Hillary Clinton 2016 Speculation Continues To Build
If Hillary Clinton is running for president in 2016, this week may be seen in retrospect as a major turning point.
Talk has been slowly been building that Clinton is planning to parlay her experience as a New York Senator and President Obama’s Secretary of State to try a run for the Democratic nomination in 2016. But so far it has mostly been in whispers, with little in the way of actual movement toward a 2016 run.
That seems to have changed. Democratic strategist James Carville offered to lend the support of his super PAC to get Hillary Clinton to run for president in 2016. Carville has been a longtime Clinton supporter and was an adviser to her bid in 2008.
Carville plans to use the the Ready for Hillary PAC to build more momentum for a Hillary Clinton run.
In an email to supporters, Carville wrote:
“I’m not going to waste my time writing you about how great Hillary is or how formidable she’d be – you know it all already. But it isn’t worth squat to have the fastest car at the racetrack if there ain’t any gas in the tank — and that’s why the work that Ready for Hillary PAC is doing is absolutely critical. We need to convert the hunger that’s out there for Hillary’s candidacy into a real grassroots organization.”

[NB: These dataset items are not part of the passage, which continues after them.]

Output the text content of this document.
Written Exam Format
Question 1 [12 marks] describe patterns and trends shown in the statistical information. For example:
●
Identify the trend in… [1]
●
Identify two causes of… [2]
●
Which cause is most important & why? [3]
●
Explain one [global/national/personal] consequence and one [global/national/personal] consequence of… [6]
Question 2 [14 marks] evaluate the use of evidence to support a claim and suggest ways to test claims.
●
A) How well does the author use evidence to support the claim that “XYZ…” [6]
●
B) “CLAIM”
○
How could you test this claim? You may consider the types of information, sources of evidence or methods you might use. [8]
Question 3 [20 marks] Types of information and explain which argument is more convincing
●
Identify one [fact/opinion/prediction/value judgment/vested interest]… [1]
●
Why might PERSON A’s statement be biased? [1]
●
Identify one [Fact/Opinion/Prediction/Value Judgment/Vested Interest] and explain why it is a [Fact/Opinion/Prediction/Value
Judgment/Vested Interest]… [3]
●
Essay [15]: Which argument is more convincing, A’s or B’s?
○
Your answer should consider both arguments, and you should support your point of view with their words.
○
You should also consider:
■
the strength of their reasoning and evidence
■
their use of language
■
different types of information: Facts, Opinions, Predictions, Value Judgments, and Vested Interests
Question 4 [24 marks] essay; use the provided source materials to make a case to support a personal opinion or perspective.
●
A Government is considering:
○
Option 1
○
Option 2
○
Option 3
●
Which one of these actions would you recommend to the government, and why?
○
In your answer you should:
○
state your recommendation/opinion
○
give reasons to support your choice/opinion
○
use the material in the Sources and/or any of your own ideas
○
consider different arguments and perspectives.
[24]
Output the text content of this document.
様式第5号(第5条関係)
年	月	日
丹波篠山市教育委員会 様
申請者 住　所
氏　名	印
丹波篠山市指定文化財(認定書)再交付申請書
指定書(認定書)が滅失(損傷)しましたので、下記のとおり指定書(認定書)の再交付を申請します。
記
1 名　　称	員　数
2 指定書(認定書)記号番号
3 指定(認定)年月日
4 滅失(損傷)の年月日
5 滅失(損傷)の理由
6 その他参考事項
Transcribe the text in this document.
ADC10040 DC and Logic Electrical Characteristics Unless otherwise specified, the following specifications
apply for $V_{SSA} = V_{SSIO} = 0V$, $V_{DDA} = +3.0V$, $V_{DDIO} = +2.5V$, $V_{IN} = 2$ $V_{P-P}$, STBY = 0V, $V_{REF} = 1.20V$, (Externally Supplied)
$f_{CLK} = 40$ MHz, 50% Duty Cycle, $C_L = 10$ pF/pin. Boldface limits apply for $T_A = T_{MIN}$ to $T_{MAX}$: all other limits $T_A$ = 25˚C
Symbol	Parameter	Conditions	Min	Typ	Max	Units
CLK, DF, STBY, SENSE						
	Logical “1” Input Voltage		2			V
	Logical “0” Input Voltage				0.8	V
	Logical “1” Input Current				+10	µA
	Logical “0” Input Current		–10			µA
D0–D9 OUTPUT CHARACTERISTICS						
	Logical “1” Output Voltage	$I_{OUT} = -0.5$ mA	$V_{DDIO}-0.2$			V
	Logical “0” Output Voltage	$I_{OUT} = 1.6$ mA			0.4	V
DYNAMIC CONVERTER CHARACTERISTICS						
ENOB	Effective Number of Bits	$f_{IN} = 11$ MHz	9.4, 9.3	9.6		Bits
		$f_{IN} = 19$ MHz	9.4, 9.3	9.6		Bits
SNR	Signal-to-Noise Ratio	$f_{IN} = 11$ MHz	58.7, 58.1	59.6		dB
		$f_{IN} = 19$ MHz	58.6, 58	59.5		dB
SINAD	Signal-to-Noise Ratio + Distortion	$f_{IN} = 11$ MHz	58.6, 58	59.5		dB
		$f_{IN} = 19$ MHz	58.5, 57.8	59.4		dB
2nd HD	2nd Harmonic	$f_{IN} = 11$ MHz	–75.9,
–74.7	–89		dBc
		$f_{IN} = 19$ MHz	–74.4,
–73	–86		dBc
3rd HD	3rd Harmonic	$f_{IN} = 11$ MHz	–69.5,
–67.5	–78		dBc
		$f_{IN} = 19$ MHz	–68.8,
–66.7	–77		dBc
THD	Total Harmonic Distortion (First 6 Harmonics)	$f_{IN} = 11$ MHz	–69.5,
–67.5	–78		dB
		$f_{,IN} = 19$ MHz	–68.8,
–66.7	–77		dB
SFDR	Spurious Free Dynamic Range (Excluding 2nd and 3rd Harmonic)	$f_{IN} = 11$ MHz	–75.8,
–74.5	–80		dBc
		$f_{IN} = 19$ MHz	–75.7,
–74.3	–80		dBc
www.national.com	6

Though Hillary Clinton still has far to go before anything becomes official — and the process is still nearly three years from the beginning of primaries — it is clear that Hillary is putting the pieces together for a run.
Huffington Post political writer Jason Linkins notes:
“And it looks like that time is nigh. Clinton is starting to deliver public orations again, as consultants start to eye the chessboard and grassroots activists start to gin up support and raise ducats for a campaign-in-waiting. There’s no doubt that we’re still several steps short of a critical mass — let alone an announcement from the former secretary of state and presidential aspirant herself. But whatever dam had been previously holding back the flood has started to show some signs of cracking, and the discussion has begun anew.”
If Hillary Clinton does run for president in 2016, she would likely enter the race as a frontrunner. A poll from Quinnipiac University released in March shows that she would have a wide lead in hypothetical matchups with top Republicans.